Qrr dosage compensation is not accurate in the qrr triple deletion mutants. (A) The total level of Qrr sRNAs in wild-type (denoted WT), Δqrr2,3,4 (denoted qrr1⁺), Δqrr1,3,4 (denoted qrr2⁺), Δqrr1,2,4 (denoted qrr3⁺), and Δqrr1,2,3 (denoted qrr4⁺) V. cholerae strains grown to OD₆₀₀=0.1 was measured by northern blot with a probe for the 32-bp region that is completely conserved among Qrr1–4 sRNAs. 5S RNA is shown as a loading control. (B) The level of hapR mRNA in the same strains shown in (A) and in a Δqrr1–4 V. cholerae strain grown to OD₆₀₀=0.1 was measured by RT–PCR. Error bars indicate one standard deviation from the mean of triplicate measurements. The experiment was repeated three times with similar results.

Figure 7

Dosage compensation is sensitive to the loss of any individual qrr gene. (A) Northern blot showing Qrr4 levels in V. cholerae wild-type, single (Δqrr3), double (Δqrr2,3), and triple (Δqrr1,2,3) qrr mutants grown to OD₆₀₀=0.1. 5S RNA is shown as a loading control. (B) Relative levels of Qrr1–4 and hapR mRNA were measured by RT–PCR in the same strains shown in (A) as well as in a Δqrr1,2,3,4 mutant strain carrying a plasmid-borne Ptac-qrr4 overexpression construct (Δqrr1–4 Ptac-qrr4).
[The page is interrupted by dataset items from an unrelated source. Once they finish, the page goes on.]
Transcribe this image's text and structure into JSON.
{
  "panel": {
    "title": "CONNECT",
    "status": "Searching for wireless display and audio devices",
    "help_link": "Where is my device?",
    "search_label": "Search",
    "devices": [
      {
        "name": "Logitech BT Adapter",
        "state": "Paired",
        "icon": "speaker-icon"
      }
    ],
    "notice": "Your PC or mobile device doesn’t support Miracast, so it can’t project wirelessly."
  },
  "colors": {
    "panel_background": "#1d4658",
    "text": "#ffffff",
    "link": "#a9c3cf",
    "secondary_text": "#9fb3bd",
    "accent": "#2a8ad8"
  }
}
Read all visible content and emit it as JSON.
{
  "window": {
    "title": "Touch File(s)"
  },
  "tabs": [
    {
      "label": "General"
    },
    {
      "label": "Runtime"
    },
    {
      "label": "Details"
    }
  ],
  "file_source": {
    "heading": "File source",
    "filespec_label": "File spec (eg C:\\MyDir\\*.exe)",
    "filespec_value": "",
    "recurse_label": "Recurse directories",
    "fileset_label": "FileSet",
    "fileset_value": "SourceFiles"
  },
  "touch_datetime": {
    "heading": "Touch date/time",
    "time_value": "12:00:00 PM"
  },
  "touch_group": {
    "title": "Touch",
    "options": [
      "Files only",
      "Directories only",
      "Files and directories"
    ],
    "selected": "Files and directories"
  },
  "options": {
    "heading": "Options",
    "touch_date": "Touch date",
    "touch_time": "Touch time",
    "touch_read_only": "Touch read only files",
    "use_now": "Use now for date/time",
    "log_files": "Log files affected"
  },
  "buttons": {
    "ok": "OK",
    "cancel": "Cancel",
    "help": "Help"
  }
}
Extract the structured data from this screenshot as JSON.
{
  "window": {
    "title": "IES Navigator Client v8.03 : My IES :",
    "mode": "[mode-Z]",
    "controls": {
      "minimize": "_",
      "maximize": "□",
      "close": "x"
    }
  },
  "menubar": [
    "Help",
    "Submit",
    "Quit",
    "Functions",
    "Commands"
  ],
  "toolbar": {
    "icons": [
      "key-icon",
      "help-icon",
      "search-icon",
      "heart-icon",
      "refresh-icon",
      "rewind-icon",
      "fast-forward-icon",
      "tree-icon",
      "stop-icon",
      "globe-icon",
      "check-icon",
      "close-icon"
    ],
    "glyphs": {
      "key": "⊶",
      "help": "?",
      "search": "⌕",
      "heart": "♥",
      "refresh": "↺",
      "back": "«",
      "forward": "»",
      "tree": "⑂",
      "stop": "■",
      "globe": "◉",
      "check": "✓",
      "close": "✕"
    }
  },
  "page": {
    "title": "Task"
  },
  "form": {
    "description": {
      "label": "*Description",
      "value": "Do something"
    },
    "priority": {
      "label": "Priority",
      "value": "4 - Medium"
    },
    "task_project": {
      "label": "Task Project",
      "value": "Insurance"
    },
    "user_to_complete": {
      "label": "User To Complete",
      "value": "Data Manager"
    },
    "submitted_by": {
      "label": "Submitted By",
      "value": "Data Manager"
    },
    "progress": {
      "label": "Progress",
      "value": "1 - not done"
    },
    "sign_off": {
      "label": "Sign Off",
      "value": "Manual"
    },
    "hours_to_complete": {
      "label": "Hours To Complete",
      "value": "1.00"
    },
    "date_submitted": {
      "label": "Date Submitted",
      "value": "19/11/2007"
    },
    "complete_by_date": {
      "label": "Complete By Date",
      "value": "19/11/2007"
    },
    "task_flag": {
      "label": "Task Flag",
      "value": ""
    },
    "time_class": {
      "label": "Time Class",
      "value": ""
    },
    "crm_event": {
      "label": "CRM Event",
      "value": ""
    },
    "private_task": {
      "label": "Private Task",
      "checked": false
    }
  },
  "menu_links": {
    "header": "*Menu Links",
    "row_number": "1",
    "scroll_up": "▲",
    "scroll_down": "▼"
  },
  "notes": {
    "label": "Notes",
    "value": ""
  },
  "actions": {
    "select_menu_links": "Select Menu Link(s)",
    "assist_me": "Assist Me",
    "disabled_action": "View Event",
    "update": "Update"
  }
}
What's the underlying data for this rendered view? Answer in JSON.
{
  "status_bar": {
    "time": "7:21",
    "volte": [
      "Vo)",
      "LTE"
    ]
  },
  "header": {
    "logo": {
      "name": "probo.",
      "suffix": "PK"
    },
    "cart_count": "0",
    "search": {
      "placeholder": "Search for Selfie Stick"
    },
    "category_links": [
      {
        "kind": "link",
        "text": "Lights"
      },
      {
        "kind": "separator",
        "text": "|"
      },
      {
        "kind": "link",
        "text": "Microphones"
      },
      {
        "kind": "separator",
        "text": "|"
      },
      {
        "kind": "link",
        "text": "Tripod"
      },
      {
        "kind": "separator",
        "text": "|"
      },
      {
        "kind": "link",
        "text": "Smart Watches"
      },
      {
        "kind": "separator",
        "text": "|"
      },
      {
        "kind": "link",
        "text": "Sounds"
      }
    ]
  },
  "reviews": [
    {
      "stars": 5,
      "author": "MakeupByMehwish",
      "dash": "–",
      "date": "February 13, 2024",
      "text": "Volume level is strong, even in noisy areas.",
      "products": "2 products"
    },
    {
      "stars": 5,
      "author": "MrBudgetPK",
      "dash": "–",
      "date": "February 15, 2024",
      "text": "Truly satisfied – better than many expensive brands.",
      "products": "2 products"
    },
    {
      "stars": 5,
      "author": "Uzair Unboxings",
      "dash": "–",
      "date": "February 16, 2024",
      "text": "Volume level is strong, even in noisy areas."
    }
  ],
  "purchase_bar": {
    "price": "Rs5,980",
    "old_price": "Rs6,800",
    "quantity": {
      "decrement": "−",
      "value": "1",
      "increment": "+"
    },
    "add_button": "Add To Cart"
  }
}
Error bars indicate one standard deviation from the mean of triplicate measurements. The standard deviation is ±25.1 for Qrr4 levels in the Δqrr1–4 Ptac-qrr4 V. cholerae strain. (C) Western blot showing HapR protein levels in the same strains as (B) at LCD (top panel, OD₆₀₀=0.1) and at intermediate cell density (bottom panel, OD₆₀₀=0.4).